Another treasure from my blog backlog: Cannot perform encryption or decryption because the secret is not available from the master secret server. When analyzing a client environment, I noticed the existence of several warnings associated with Enterprise SSO that appear every time I try to perform operations like configuring or creating a port, import a binding and so on in the BizTalk Server Administration Console. The full error message was something like this:
SSO AUDIT
Function: GetConfigInfo ({C3BE4052-A328-4B33-A543-E29BB6BE25F7})
Tracking ID: f77a7e4f-e17d-47e7-9380-88ad8aaec935
Client Computer: computer-name (BTSNTSvc64.exe:53588)
Client User: domain\username
Application Name: {C3BE4052-A328-4B33-A543-E29BB6BE25F7}Error Code: 0xC0002A1F, Cannot perform encryption or decryption because the secret is not available from the master secret server.

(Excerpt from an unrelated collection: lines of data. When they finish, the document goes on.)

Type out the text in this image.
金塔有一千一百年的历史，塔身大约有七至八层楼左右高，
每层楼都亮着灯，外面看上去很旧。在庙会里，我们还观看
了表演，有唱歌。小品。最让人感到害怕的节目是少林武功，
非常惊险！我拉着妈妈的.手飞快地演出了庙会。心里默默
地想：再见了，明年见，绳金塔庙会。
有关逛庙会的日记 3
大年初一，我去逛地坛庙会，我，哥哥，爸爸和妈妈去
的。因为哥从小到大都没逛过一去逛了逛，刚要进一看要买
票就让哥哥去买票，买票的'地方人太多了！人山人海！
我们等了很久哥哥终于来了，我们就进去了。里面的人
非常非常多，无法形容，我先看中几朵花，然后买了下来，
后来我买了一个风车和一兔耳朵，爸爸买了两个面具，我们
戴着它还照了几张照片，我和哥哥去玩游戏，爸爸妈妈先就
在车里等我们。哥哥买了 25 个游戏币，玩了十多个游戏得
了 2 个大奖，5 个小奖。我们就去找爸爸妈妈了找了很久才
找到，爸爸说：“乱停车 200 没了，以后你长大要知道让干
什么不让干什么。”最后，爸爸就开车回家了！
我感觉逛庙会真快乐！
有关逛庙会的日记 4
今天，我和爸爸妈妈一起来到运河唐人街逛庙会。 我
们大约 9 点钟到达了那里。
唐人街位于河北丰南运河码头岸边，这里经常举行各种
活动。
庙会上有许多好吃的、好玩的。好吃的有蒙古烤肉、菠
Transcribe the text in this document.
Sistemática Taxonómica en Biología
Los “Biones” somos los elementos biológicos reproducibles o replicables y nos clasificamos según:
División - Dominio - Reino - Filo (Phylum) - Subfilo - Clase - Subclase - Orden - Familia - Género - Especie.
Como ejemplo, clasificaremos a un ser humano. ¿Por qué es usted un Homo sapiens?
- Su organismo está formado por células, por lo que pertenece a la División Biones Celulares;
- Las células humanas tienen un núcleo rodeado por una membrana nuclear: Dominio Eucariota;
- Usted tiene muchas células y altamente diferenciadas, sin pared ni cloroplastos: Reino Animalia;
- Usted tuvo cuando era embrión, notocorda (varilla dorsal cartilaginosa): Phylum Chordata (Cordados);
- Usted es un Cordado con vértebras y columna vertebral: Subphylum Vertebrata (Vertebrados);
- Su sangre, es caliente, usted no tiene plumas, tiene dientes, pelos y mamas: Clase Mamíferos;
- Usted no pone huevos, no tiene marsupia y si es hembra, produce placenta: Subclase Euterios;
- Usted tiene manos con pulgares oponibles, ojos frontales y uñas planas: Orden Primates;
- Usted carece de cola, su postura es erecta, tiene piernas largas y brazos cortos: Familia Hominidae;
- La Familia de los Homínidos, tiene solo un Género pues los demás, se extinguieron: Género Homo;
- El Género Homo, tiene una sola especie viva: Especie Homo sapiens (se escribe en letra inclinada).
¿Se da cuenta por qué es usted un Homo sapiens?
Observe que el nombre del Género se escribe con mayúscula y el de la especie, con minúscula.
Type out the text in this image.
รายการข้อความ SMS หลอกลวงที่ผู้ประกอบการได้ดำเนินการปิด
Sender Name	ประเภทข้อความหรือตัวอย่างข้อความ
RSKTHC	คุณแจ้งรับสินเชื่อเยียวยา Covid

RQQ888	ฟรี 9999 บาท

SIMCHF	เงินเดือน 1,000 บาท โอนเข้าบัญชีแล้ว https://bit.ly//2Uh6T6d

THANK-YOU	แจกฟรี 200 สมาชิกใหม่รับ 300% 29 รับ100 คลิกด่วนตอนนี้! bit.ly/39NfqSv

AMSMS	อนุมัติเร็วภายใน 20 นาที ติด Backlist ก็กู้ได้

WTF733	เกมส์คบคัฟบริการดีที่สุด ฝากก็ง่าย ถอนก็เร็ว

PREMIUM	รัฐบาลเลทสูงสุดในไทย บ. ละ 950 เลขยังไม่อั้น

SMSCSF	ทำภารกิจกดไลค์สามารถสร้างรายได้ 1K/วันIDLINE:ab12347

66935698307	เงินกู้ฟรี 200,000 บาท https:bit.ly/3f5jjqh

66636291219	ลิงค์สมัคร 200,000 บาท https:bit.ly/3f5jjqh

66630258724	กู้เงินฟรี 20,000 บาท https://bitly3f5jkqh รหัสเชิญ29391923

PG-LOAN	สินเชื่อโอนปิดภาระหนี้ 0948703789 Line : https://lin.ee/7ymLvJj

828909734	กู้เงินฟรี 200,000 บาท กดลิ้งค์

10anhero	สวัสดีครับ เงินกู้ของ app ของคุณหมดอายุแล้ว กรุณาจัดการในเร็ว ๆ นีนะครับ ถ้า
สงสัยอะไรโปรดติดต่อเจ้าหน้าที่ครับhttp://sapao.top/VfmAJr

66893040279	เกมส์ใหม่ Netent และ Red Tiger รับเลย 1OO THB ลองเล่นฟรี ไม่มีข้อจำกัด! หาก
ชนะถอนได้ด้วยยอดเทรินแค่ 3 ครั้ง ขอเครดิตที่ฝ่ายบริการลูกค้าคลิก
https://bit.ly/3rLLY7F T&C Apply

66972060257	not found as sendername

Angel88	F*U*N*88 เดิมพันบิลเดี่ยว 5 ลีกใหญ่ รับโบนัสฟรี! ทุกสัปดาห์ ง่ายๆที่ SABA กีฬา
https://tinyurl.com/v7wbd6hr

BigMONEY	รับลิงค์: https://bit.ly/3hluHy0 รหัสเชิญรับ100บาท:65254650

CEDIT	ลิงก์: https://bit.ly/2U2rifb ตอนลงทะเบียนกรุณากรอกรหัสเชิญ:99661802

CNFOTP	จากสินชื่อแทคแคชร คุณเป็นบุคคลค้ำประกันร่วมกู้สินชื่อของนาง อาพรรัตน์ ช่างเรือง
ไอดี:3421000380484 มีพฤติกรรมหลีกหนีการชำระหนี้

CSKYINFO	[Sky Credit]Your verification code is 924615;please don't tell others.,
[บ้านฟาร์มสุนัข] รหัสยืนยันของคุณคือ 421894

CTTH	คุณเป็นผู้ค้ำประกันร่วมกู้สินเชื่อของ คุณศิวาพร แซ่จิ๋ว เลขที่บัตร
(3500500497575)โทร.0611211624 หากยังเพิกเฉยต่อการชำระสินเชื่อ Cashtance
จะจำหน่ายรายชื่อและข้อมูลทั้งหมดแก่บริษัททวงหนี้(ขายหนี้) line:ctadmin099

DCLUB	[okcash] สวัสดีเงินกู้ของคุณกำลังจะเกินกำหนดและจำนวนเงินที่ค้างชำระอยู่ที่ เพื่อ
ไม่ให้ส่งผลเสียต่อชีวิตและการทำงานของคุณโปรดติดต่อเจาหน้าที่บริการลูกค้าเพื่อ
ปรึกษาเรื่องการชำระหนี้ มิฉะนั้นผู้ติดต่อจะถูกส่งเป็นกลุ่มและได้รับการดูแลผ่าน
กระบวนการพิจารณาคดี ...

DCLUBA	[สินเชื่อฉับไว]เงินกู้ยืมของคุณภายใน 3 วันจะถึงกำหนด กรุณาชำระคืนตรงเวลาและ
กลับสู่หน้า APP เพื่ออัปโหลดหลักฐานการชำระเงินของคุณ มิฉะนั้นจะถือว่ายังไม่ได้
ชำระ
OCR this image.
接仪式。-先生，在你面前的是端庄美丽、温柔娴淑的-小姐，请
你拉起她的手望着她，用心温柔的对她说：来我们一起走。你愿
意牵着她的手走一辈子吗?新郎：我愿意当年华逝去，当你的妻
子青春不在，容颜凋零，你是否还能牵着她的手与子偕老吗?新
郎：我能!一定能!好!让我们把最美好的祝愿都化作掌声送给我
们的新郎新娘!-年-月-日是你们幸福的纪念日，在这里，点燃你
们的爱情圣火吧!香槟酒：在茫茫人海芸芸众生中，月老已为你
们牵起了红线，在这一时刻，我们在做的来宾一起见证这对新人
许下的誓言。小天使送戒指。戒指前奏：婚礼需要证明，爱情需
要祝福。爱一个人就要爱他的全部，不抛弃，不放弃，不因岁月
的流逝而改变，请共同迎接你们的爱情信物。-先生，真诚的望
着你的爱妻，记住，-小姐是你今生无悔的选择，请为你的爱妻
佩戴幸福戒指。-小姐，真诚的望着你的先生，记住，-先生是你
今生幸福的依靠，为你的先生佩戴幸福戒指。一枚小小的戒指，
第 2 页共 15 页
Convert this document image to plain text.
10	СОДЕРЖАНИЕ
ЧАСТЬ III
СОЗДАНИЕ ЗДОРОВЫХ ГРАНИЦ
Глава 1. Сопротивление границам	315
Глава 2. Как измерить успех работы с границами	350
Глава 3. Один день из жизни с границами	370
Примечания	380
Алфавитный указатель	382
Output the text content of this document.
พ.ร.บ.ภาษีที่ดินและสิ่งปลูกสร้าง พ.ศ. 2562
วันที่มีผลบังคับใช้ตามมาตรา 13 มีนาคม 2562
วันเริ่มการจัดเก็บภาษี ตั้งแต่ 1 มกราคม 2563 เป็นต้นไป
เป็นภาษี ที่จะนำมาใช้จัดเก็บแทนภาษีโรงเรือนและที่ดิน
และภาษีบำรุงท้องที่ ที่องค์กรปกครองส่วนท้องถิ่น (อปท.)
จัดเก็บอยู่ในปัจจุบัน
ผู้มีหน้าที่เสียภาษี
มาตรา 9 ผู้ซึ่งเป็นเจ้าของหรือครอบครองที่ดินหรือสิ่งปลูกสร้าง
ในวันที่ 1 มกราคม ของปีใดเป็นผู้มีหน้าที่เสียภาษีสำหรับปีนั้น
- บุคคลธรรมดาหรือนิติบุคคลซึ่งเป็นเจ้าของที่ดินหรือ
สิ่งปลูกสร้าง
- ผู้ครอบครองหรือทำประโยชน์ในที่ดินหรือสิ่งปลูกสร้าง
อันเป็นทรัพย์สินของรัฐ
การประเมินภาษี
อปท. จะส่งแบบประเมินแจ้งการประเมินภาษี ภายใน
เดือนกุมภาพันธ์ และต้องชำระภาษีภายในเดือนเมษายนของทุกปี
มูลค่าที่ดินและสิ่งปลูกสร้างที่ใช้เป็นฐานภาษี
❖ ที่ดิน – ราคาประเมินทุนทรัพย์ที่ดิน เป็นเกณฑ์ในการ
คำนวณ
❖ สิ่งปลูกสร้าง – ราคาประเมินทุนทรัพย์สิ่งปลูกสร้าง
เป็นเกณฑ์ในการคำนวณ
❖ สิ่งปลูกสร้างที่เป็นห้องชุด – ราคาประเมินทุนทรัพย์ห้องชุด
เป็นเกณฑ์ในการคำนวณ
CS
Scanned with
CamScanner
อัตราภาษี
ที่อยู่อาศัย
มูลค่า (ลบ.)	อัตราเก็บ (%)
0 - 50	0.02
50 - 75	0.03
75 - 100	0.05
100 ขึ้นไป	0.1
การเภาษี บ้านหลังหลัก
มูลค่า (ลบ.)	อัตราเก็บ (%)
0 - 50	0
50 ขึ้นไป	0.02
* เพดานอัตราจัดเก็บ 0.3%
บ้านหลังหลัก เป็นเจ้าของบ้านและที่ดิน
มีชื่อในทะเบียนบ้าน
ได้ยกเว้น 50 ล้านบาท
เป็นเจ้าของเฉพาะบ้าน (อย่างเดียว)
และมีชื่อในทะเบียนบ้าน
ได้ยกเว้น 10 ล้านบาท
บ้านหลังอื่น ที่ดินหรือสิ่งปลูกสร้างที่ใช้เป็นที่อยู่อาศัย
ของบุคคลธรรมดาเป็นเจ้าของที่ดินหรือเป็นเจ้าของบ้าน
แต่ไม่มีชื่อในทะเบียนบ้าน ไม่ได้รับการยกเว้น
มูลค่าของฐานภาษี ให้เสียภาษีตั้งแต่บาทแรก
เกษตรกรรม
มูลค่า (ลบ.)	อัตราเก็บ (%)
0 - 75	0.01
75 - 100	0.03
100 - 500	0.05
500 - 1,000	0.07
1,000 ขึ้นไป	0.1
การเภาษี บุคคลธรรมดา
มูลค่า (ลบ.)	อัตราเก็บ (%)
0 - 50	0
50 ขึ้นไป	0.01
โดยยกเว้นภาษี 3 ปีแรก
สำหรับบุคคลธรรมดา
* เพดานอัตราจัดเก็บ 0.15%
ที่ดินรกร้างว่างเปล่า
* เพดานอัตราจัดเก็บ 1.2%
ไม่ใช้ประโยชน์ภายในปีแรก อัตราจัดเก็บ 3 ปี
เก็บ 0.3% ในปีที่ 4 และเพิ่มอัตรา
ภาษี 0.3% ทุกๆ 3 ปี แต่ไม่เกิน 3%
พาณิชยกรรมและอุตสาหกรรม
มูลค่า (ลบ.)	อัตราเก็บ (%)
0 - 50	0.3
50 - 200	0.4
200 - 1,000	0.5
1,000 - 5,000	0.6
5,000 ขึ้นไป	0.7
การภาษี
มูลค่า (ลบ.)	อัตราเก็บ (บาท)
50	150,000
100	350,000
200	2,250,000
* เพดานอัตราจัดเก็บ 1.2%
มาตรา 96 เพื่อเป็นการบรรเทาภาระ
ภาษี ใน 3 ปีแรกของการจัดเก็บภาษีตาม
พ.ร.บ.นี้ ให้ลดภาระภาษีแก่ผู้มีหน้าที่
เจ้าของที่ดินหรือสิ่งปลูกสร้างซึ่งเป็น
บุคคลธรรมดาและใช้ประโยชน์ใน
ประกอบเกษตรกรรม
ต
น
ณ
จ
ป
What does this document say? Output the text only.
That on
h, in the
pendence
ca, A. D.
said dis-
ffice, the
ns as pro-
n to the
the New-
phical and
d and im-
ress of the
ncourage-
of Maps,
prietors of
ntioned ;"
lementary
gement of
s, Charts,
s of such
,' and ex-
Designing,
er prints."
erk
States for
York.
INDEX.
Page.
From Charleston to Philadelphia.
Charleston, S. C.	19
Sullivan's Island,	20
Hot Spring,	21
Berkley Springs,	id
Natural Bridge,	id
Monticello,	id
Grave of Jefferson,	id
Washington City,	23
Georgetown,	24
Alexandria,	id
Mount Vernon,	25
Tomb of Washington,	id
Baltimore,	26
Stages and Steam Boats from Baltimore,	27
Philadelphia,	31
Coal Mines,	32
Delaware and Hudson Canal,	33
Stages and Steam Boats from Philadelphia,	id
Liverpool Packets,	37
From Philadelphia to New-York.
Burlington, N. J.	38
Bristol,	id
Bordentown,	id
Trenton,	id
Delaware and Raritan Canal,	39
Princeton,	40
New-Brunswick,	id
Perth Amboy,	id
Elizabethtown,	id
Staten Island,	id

See the event log for related errors.
Cause
Normally these types of problems happen for two reasons:
- The service account that the SSO server is running under does not have sufficient permissions to check group membership in Active Directory: https://docs.microsoft.com/en-us/biztalk/core/single-sign-on-event-11016
- Or for some reason, the master secret had somehow become corrupt and in this case, we need to restore it or reapply the master secret key.
Solution
The common way to solve this problem is:
- Open a command prompt window;
- In a command prompt, go to “C:\Program Files\Common Files\Enterprise Single Sign-On”
- Enter “ssoConfig -restoresecret SSOxxxx.bak”, where xxxx is a BizTalk generated code
- And finally, enter the password that was set on BizTalk installation
This will solve your problem. Of course, you mandatory need to have:
- the SSOxxxx.bak master secret backup file;
- and the file password;
without these, you are not able to do nothing and the only solution you will have is to configure from the scratch BizTalk Server again and lose all your existing configurations.
A second approach to solve this problem is:
- Open the SSO Administration tool;
- Select the option “System” under Enterprise Single Sign-on
- And then right-click on “System” and then select “Restore Secret…” option
- and select the master secret backup file (normally present in “C:\Program Files\Common Files\Enterprise Single Sign-On”) and type the password
Got this error today in a dev-env
Did a restart of the server and the error went away. Can be worth trying before restoring bak-files
Did you try to restart the EntSSO service first?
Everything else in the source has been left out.